L'an dernier, Stephen Harper a tellement joué avec son petit jeu de stratégie, que la gouverneure générale en a même fermé le Parlement face à la possibilité qu'une coalition PLC-NPD prenne le pouvoir. Le Canada est ainsi devenu le seul pays en Occident dont le Parlement fut fermé pendant des mois en pleine crise économique! Pas surprenant que l'appétit des Canadiens pour les gouvernements minoritaires ait viré en indigestion chronique.
Pourtant, ils sont habitués à la chose. La dernière élection leur donnait leur 11e gouvernement minoritaire depuis 1867! Mais avant Harper, cela signifiait une certaine collaboration entre les partis et des menus législatifs variés et parfois même consistants. Bref, si cette préférence pour les gouvernements minoritaires venait d'une vision quelque peu "romantique" de la chose publique, elle était également formée par des expériences passées plus heureuses que celles vécues sous M. Harper.

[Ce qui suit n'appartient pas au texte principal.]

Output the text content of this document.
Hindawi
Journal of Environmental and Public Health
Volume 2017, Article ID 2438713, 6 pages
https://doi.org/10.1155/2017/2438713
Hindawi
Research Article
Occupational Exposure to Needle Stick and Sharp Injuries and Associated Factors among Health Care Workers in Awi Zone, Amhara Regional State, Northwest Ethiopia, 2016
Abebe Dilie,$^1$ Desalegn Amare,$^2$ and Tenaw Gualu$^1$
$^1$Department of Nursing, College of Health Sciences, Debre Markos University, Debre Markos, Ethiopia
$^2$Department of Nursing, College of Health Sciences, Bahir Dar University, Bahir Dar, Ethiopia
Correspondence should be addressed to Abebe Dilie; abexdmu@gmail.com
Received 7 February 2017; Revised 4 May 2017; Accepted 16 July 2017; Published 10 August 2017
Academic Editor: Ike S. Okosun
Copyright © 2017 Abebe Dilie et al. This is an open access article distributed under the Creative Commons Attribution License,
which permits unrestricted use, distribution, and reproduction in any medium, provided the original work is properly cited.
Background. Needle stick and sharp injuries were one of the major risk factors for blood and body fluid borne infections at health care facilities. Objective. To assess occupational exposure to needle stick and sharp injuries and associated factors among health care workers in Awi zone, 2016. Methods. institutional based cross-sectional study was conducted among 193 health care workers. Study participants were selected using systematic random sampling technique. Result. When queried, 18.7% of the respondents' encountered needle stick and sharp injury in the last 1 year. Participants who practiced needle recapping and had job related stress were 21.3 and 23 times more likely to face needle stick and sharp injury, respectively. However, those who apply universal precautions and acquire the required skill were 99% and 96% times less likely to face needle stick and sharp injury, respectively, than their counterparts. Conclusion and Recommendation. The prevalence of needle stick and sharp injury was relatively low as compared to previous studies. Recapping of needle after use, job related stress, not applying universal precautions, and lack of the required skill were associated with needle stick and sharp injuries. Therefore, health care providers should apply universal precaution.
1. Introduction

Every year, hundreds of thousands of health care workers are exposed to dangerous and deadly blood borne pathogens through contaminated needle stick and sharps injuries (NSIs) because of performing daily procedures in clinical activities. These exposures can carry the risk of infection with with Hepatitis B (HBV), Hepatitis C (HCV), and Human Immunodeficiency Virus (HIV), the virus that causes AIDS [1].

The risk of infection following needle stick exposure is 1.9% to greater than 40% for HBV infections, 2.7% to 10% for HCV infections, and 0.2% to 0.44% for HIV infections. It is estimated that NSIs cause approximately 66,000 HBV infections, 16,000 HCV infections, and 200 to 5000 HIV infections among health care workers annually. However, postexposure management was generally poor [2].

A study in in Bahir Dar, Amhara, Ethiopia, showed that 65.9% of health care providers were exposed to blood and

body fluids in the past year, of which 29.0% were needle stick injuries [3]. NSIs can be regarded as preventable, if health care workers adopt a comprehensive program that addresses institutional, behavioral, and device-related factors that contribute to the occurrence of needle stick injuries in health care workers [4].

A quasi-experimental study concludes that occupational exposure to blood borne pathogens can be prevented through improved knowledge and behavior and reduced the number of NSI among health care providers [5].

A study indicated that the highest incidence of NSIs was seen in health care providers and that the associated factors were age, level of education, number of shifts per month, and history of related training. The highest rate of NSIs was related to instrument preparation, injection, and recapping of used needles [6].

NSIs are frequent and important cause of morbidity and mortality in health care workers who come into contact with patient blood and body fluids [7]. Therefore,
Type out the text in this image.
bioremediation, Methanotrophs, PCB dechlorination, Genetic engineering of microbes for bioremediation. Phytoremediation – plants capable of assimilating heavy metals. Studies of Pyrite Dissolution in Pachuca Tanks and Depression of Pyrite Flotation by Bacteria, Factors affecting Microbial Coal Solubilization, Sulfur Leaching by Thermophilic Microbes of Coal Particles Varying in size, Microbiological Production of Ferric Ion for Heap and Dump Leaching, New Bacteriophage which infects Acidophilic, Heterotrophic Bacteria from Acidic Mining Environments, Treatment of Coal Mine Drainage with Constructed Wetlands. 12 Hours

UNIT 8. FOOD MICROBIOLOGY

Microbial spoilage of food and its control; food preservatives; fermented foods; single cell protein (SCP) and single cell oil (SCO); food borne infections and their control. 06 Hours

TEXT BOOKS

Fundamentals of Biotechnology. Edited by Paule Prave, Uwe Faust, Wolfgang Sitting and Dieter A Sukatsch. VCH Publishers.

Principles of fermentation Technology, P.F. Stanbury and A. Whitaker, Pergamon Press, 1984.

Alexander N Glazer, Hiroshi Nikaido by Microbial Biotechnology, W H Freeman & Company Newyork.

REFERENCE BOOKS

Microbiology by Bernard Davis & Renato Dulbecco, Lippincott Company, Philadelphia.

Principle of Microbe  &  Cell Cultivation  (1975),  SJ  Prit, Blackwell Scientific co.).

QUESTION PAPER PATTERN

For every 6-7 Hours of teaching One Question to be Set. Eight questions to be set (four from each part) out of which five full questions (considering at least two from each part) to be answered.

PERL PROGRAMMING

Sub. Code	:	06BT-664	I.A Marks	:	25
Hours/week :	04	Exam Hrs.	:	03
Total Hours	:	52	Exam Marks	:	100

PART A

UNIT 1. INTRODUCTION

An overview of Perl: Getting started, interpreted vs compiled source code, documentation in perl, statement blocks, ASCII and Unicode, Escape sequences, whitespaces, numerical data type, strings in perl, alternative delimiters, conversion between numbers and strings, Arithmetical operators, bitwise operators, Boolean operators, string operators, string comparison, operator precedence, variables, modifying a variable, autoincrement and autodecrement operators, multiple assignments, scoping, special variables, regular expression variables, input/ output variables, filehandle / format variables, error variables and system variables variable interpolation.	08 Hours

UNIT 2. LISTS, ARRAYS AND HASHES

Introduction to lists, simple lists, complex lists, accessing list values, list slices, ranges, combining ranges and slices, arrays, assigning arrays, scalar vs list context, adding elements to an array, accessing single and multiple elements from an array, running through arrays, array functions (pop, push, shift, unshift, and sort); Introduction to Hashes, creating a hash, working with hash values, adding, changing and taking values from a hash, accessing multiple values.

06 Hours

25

Au Québec, même s'il n'y a eu que deux gouvernements minoritaires - 1878 et 2007 -, bien des Québécois leur étaient favorables en 2007 et 2008. D'autant plus que Jean Charest, contrairement à M. Harper, s'était métamorphosé en "Monsieur Consensus" et prêchait les vertus de la "cohabitation" du haut de la Grande-Allée. Mais paradoxalement, il fut reporté au pouvoir en décembre avec une majorité.
Et pourtant, voyant les crises des derniers mois, c'est à se demander si les Québécois, contrairement à ce qu'ils souhaitent à Ottawa, n'éprouveraient pas maintenant ne serait-ce qu'un brin de nostalgie pour un gouvernement minoritaire à Québec...
Mais qu'ils soient minoritaires ou non, les gouvernements au Canada souffrent d'un mal bien plus inquiétant encore: celui d'une chute dramatique du taux de participation due à une érosion croissante de la confiance des citoyens à leur endroit. Pour une brochette de raisons. Dont cette impression que certains élus ont l'éthique de plus en plus flexible; qu'ils exercent de moins en moins leur pouvoir; que leurs premiers ministres en exercent trop; et que les lobbys d'affaires prennent trop souvent le dessus sur la société civile et le bien commun.
Tant et aussi longtemps qu'une ou un chef de parti ne se pointera pas avec une vision et une équipe que les citoyens sentiront capables de stopper, ou au moins de ralentir ce glissement du pouvoir politique, le taux de participation restera anémique. Parce que les citoyens verront que rien ne change. Que leurs gouvernements soient minoritaires ou majoritaires.